Возникал закономерный вопрос: а почему так вышло? Точного ответа нельзя было получить, ведь о таких вещах непринято говорить с официальными чинами, но Лёне хватало и своих догадок, которыми он делился с Мишей.
В его представлении учёные не смогли клонировать столь величайшие умы, а даже если бы им и удалось повторить всю уникальность их памяти, то с этими людьми не удалось бы договориться. Конечно, может Достоевский и сломался бы, начав брать бабки за откровенную чушь, которую бы писал под заказ дядек, но только с той целью, чтобы попросить клонировать жену и дочь, подарив им всё то, что он не смог при жизни. Печально, но, по мнению Миши, его бы это никак не оправдывало.
В ход пошел «стиральный» порошок. Теперь Леонид [ЦЕНЗУРА].
Искусство слова, любовь, запрещённые вещества. Природный дурман безысходности своей эпохи кидает разум в омут. Сколько должно быть ненависти у личности, что не в силах сказать своего слова? Но сколько из этих слов действительно важны, а какие нужно выбросить? Можно ли действительно вернуть сказанное, а вложенную энергию? Реплика Шарля с его конями, у которых торчат огромные болты, их безумная улыбка смотрит со стены на сросшиеся тени ангелов тошнотворных мыслей.
Калейдоскоп обоев новой квартиры под съём и часть чужих вещей. К слову, как и древний кувшин, куда сбрасывается пепел. Ещё дорожка, ещё дорожка!
Миша подмешивает немного безумства. Он не [ЦЕНЗУРА], чтобы пускать эту дрянь по венам, да и вообще в современном обществе считается моветоном. А вот [ЦЕНЗУРА] можно. [ЦЕНЗУРА] через нос выглядит утончённо, и даже как-то по-светски.
Сейчас никаких разговоров. Только двое быков, сражающихся за право получить [ЦЕНЗУРА]. Дни становятся длиннее.
Вот она, современная литература низов, выбитая из сил непотребством. Когда наступает финиш, то кажется, словно ещё немного и умрёшь, но смерть не наступает. Это тупиковое, но в то же время волшебное чувство свободы и уверенности. У Миши серьёзный голос:
— Я всё решил. — Говорит он, внимательно изучая профиль лучшего друга.
— М?
— Ты понимаешь меня. Я говорю о будущем.
— Миш, ты перепил и [ЦЕНЗУРА]. Какое будущее?
— А ты вот так просто свесишь свои лапы?
— Вполне, я уже давно готов сдаться.
— Бедный мой, дорогой друг… Как же тебя покалечили…

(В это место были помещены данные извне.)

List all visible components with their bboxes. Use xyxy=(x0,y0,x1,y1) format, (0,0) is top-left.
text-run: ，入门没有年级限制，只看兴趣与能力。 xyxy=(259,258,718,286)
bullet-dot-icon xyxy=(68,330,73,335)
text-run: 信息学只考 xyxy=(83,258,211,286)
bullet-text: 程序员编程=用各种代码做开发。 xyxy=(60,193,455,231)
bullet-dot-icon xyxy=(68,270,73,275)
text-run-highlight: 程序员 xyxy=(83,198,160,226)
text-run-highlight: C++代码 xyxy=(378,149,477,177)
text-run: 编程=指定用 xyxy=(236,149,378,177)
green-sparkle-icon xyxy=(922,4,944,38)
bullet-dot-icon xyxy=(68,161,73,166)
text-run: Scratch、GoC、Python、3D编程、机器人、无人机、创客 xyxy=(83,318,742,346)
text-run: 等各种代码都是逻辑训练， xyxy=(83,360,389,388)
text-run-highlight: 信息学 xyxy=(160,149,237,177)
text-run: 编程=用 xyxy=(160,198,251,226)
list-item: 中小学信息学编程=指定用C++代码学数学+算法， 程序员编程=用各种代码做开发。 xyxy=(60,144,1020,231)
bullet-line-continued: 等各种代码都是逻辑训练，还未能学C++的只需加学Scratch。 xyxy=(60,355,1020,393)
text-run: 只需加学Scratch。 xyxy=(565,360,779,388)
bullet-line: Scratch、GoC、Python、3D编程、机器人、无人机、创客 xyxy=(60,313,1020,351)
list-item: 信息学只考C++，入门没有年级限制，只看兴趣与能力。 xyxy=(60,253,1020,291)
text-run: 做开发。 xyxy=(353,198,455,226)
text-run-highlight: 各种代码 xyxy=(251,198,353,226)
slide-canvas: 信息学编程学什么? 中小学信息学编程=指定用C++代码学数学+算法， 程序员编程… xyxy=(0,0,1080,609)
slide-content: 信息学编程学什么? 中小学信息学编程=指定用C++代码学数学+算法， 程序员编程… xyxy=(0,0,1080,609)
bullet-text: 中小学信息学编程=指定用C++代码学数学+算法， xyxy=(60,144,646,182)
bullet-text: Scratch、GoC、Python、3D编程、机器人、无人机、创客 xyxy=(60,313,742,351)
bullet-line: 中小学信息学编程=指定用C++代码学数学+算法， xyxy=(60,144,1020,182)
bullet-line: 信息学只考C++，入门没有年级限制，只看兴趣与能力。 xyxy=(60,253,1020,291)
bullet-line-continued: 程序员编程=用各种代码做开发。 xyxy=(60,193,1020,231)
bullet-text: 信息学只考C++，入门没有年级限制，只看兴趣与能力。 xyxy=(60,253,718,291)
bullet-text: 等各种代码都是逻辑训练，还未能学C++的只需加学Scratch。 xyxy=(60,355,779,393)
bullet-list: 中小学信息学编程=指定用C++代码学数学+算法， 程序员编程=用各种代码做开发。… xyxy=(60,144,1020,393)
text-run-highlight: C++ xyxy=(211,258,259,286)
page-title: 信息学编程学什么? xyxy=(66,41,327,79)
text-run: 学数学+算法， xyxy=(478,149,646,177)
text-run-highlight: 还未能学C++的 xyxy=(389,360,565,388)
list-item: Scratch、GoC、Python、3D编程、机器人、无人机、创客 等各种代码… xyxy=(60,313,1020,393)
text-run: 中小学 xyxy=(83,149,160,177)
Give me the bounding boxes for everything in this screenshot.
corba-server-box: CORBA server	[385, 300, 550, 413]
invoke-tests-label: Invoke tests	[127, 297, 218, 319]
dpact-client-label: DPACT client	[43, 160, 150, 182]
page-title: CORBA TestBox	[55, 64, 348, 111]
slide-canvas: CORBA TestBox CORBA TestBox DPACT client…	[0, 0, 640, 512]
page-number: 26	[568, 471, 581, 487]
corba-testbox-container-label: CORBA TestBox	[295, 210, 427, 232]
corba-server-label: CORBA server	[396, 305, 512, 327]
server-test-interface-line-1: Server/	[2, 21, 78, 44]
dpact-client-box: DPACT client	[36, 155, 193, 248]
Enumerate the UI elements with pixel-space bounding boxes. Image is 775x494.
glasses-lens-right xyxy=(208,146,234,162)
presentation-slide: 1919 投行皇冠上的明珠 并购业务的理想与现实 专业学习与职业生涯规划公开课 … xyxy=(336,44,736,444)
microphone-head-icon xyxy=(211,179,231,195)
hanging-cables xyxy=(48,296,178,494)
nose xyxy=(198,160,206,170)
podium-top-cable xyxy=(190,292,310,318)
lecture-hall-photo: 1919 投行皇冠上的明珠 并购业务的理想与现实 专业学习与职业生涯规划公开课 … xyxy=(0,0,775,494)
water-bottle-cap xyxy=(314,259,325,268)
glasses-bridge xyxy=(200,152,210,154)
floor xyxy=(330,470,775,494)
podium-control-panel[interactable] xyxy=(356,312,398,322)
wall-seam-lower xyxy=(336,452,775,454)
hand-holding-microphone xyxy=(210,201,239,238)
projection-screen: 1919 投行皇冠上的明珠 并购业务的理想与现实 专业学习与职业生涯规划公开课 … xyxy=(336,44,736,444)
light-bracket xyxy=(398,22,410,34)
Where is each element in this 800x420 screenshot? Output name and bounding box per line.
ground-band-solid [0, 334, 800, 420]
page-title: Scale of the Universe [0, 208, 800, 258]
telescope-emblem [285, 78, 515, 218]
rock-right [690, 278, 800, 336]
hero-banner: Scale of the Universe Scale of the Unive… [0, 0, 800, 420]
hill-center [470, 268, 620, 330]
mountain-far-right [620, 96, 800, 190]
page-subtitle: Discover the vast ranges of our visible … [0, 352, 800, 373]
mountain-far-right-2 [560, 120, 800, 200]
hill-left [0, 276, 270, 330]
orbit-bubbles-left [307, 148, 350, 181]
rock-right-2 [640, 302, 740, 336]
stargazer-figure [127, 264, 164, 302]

— Тебя, хочешь сказать, пощадили?
— Нет, но мне ещё не отрубили надежду. А знаешь, где она спряталась?
— Могу только догадываться.
— Она спряталась в идее о возмездии. — Решительно, с загадочной нотой произнёс Миша.
— Слушай, тебя понемногу печатают, уже неплохо, получай удовольствие от этих…
— Удовольствие?! От чего же мне его получать?! Как ты не поймешь, проблема не в том, что наши мечты о высоком были похоронены. Ведь речь о целом континенте! О юных умах, которые растут на всяком говне! Они ведь не развиваются.
— Я не спорю, всё это печально, но так каждый писатель своего времени рассуждал.
— Да! И при этом ничего не делал, одни понты!
— Скорее мыслительный парадокс собственного эго.
— Ой, Лёня, короче!
— ?..
— Я решился.
— Да на что ты решился?!
— Я собираюсь искоренить зло.
— Дьявола внутри себя? Я тебе говорил, не мешай ты с…
— Как и любой нормальный человек — я люблю себя, Лёня. А убивать собираюсь я антоним к слову «мысль» во вполне физическом теле тех, кто совершает главное преступление.
— Ты собрался устранить Вождя?
— Нет, хотя последний достойный правитель был сто лет назад. Я собрался убить трёх слонов, на которых стоит наша сегодняшняя литература.
— Господи, опять ты про этих проституток… Ну их же специально вывели, они как скот на корм.
— Ты сам говорил, что тот же Лорка предпочёл бы умереть, чем продавать свою жопу непонятно кому! Скажешь, что такого разговора не было?